Re: [PATCH 6/8] SCSI: implement sd_unlock_native_capacity()

From: James Bottomley
Date: Sun May 16 2010 - 12:00:59 EST


On Sun, 2010-05-16 at 16:07 +0100, Ben Hutchings wrote:
> On Sun, 2010-05-16 at 08:39 -0500, James Bottomley wrote:
> [...]
> > Then there's no need for anything at all in SCSI ... and it becomes a
> > whole lot more obvious how to do legacy ide (if we ever get problems
> > there).
>
> The block device set_capacity() interface is already defined and was
> implemented for the IDE disk driver some time ago. The purpose of
> Tejun's work on sd and libata is to implement this existing interface
> and so avoid a regression when users switch from IDE to libata-based
> drivers. I don't see why he should have to replace the interface as
> well.

I thought we already reached the conclusion that set_capacity wasn't the
right interface, hence the redo as a binary lock/unlock of native
capacity ... which is revoking the set_capacity interface in this patch.

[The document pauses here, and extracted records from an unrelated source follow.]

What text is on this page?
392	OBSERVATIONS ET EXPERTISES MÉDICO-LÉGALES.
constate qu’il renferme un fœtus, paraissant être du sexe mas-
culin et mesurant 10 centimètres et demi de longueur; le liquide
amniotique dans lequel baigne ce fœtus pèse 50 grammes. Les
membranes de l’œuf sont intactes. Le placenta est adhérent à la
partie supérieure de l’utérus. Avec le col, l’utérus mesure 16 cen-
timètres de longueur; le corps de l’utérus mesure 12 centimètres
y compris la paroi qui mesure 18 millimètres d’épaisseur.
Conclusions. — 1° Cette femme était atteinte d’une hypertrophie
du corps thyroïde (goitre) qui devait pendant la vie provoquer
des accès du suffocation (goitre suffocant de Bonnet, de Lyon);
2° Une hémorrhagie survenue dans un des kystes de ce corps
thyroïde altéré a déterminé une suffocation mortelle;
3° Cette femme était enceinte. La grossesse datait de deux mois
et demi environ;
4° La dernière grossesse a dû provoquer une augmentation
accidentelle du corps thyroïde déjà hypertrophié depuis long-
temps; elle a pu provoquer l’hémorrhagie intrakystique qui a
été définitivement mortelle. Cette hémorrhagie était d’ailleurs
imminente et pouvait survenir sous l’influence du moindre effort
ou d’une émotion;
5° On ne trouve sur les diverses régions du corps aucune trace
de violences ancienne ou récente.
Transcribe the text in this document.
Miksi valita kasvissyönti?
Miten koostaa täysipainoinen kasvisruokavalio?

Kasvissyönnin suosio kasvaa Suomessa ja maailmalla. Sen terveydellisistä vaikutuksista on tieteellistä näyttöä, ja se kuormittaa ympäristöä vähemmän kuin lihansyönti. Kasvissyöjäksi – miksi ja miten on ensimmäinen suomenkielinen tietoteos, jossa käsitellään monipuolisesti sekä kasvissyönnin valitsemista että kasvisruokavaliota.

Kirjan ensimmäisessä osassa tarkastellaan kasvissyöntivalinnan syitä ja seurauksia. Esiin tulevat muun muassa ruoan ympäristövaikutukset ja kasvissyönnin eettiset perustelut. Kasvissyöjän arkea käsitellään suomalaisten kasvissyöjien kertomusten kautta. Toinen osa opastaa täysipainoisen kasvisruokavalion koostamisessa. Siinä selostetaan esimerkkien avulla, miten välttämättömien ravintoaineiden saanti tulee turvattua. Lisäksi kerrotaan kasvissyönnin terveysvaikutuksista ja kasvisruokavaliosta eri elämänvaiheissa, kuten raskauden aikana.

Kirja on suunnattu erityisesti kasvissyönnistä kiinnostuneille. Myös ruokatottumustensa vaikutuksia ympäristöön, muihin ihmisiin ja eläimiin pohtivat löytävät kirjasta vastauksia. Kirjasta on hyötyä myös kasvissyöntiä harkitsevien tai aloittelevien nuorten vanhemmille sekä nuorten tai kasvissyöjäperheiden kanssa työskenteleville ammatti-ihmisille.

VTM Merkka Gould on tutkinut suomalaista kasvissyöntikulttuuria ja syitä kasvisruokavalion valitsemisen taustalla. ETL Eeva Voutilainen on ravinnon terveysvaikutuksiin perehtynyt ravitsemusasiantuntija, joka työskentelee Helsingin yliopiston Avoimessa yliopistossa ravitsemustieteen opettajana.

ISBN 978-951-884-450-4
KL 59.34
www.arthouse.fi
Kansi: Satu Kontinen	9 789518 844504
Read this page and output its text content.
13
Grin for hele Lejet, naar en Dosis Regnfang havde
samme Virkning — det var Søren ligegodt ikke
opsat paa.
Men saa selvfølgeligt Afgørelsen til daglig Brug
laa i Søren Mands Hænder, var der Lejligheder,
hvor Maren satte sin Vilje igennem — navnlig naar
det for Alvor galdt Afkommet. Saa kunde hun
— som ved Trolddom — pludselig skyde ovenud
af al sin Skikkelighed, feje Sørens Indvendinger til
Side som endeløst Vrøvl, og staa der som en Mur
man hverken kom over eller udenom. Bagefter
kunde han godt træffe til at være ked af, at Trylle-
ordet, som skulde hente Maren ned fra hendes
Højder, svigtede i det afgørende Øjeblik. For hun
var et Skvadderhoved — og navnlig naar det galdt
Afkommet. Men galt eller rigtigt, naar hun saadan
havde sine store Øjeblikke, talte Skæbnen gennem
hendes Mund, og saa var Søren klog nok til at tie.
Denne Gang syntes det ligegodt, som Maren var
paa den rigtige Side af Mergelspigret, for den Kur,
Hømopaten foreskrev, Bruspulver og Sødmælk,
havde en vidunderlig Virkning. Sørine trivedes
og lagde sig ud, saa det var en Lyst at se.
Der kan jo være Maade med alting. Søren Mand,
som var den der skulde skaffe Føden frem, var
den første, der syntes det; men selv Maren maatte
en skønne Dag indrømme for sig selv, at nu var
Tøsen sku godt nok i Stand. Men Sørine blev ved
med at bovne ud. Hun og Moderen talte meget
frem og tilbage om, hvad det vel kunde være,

The point I was making is that bdops just works for ide because it's
completely monolithic. It gives us a layering problem in SCSI because
you have to hook it into the lower layers which don't have access to
bdops (since they're an upper layer thing in SCSI).

This layering problem is partly the fault of libata ... if we had an ATA
native disk driver, it would be able to unlock the capacity on its own.
It's just we're using SCSI which has no SAT command it can issue for
this, so the functional request has to be pushed down to libata ...
leading to the need to thread it through the host template.

I was just pointing out that the whole thing is simplified if we use a
block queue function approach instead. ide_disk_t has access to the
queue, as does gendisk, so it would all "just work" with a simple call
site change if we used queue ops instead of block dev ops. The plus
side of doing it this way is that the SCSI threading becomes
unnecessary: libata gets directly hooked into the unlock function
instead of having to do it via an intermediary.